I showed up first, of course. Sitting in a booth, staring at my phone as if it had important things to tell me. But I was much more interested in the door. Then, through slanting May sunlight, I caught her before she could see me. First thought: You can duck down and hide, there’s still time! Second thought: She looks good, objectively, as always, better than you, but you know, she doesn’t look that much better than you. God, this really is like meeting an old lover. And then she saw me and there was nothing to do but wave.

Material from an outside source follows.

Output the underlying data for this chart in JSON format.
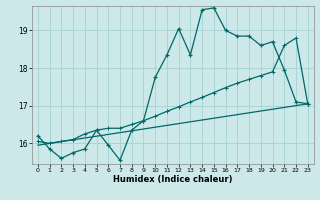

She wore a black T-shirt and jeans, her light brown hair pulled up in a pile, a few lanky pieces framing her face. No makeup, no jewelry except for that agate slice ring of her father’s, which she never took off. Faint circles around her eyes alluded to light vices like coffee and cigarettes. Or no, nicotine gum. From the distance of a few yards, there might be nothing distinctive about Lee Parrish, nothing you could put your finger on, and yet, if she were to walk into a room, you would notice her. And if you were with her, I’d always thought, you could walk into any room.